Here are some of the most common reasons why crape myrtles don’t bloom:
Late Pruning: This is by far the most common reason for crape myrtle blooming problems. Crape myrtles should be pruned either after they finish blooming, or in very early spring before they sprout. Don’t prune them once they’ve started growing in spring, because those new shoots give rise to this year’s blooms.
Blooming can depend on variety.
Lack of Sun: Crape myrtles like around 6-8 hours of uninterrupted sunshine each day. If your plants only get a half-day of sun, or if they get shaded by a larger tree at some point during the day, they might not bloom as much as you’d like.
Drought: If the summer has been extremely dry, your crape myrtles may have gone dormant. With irrigation, or rainfall, they may bloom a little later in the season than usual.

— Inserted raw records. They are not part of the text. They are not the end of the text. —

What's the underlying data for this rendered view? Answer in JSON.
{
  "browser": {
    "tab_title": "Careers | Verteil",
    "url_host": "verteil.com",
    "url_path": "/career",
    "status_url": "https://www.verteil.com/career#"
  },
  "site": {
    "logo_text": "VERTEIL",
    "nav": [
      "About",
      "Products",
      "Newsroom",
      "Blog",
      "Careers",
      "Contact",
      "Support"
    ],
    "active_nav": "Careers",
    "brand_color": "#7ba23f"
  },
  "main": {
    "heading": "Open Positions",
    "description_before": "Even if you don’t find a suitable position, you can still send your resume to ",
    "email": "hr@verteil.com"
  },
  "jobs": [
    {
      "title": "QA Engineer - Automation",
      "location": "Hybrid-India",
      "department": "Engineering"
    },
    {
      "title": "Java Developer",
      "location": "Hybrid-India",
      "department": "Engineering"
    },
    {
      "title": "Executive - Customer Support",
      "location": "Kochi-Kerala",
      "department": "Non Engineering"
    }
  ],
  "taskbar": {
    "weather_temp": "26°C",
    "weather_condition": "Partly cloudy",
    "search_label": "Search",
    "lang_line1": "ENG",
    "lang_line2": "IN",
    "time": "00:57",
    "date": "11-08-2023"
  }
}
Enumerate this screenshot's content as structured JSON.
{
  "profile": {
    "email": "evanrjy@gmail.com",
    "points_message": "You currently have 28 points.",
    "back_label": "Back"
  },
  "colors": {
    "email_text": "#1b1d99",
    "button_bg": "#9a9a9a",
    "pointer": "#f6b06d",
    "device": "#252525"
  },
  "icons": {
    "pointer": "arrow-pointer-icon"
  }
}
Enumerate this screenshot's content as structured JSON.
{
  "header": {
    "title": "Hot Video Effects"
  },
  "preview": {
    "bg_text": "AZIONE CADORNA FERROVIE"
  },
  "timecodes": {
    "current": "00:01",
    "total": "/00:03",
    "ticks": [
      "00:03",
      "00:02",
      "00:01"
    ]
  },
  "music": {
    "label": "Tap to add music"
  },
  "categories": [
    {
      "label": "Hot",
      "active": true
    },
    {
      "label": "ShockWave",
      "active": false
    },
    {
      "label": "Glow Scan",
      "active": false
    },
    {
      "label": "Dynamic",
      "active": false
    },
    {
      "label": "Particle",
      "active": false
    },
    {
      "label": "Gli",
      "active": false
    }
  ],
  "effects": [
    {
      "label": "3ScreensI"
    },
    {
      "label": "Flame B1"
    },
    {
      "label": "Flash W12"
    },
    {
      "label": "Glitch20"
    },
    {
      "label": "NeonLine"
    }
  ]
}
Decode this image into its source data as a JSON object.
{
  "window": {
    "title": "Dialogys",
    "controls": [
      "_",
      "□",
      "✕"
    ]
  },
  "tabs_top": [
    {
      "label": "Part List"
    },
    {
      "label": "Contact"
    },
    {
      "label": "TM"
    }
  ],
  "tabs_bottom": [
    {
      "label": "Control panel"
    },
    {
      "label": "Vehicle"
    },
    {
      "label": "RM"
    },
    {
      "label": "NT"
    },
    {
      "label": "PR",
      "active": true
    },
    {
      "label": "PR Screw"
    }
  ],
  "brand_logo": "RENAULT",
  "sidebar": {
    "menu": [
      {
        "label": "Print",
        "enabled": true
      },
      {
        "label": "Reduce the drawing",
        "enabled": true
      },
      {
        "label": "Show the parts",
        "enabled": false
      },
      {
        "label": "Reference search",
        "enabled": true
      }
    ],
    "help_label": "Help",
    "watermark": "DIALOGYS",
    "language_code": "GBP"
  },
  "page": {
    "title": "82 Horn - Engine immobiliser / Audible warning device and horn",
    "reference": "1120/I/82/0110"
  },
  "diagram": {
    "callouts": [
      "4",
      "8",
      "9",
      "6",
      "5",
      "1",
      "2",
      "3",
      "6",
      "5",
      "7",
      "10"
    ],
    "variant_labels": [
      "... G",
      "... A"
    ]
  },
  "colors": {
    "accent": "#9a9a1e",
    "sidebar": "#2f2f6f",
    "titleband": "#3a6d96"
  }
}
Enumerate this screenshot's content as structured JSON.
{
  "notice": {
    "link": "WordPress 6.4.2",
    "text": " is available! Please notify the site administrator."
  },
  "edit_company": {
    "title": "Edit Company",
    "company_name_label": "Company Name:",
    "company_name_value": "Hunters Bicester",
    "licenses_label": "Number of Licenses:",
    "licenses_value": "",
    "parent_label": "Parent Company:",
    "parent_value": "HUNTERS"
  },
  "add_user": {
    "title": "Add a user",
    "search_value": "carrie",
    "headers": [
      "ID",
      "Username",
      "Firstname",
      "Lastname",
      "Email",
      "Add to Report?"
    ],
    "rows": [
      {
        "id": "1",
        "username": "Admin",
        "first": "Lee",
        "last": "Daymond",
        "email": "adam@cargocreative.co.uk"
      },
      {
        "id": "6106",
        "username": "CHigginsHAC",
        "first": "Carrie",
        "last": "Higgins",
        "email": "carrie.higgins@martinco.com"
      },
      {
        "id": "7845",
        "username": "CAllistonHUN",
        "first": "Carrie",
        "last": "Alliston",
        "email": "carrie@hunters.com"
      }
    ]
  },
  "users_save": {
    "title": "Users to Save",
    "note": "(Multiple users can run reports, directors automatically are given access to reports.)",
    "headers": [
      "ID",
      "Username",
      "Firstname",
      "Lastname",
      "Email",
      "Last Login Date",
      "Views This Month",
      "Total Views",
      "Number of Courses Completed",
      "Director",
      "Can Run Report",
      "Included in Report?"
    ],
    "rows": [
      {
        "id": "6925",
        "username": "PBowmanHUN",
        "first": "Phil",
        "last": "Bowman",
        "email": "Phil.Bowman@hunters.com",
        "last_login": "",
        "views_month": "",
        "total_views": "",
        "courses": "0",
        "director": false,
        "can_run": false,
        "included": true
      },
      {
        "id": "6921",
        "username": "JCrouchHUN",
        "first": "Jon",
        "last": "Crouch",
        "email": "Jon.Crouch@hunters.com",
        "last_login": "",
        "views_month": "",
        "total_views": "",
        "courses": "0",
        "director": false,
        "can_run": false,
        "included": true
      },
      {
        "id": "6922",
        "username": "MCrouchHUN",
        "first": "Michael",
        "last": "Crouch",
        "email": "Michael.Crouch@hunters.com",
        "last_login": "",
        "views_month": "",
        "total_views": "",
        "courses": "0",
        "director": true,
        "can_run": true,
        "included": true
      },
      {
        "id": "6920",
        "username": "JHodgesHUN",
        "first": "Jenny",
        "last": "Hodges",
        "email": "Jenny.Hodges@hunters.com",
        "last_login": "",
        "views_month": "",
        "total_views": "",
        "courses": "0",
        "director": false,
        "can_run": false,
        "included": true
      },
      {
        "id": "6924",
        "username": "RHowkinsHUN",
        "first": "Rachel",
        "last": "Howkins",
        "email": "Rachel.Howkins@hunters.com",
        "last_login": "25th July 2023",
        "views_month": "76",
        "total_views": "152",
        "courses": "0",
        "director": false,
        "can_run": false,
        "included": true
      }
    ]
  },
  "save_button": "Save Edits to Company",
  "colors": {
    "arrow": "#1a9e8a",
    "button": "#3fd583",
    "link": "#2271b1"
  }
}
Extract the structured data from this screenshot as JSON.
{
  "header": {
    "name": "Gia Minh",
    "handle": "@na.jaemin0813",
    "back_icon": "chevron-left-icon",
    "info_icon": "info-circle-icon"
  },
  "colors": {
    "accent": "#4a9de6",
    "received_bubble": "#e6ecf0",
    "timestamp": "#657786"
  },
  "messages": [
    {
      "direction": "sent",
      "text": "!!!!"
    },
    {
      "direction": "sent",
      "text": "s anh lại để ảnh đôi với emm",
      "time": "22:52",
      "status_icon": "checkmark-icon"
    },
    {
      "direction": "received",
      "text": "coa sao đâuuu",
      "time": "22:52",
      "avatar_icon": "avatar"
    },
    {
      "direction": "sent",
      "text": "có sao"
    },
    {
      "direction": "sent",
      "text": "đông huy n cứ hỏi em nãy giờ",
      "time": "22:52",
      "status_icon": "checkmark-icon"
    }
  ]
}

Too Cool: Crape myrtles are heat loving plants. If you’ve had a cool, wet summer, or if you’re growing them at the northern edge of their hardiness zone, they may not bloom as much as they would in warmer climates.
Too Much Nitrogen: An excess of nitrogen fertilizer can cause crape myrtles to produce lots of leaves, but not many blooms. This can happen when crape myrtles are planted in the middle of a lawn that gets frequent feedings. Reduce the amount of nitrogen during the growing season, and feed your crape myrtles in spring with a balanced, slow-release organic fertilizer.
Shade can prevent blooming.
Not Enough Growth: Crape myrtles bloom on new growth, so if your plant is stunted for whatever reason (including the reasons listed here), it might not bloom this year.
Plant Variety: Some types of crape myrtles are more prolific bloomers than others, and some varieties bloom earlier or later than others.
Insects or Disease: Even if you don’t see an obvious problem, there may be an insect or disease affecting your crape myrtle blooming. Aphids, for example, can cause reduced blooming; and if your tree is tall, you’ll have a hard time seeing them.
Poor Drainage: Improper drainage and soggy soil can cause crape myrtles to be stunted or bloom poorly. Improving the drainage, or cutting back on irrigation, might help.
Blooms occur on new growth.
Planted Low: Crape myrtles should be planted with the root ball exactly at soil level. If they were planted too deep, or if they’ve settled, the roots may not be getting enough oxygen and the plant may not be draining water properly.
Spring Damage: Even if your crape myrtle looks good now, something may have happened earlier in the spring – such as a late freeze, disease, or insects – to damage this year’s blooming shoots.
Overgrown Roots: If you’ve corrected every other problem and crape myrtle still doesn’t bloom, you might try root pruning as a last resort. This practice is usually used on older, overgrown plants to jump-start growth and blooming.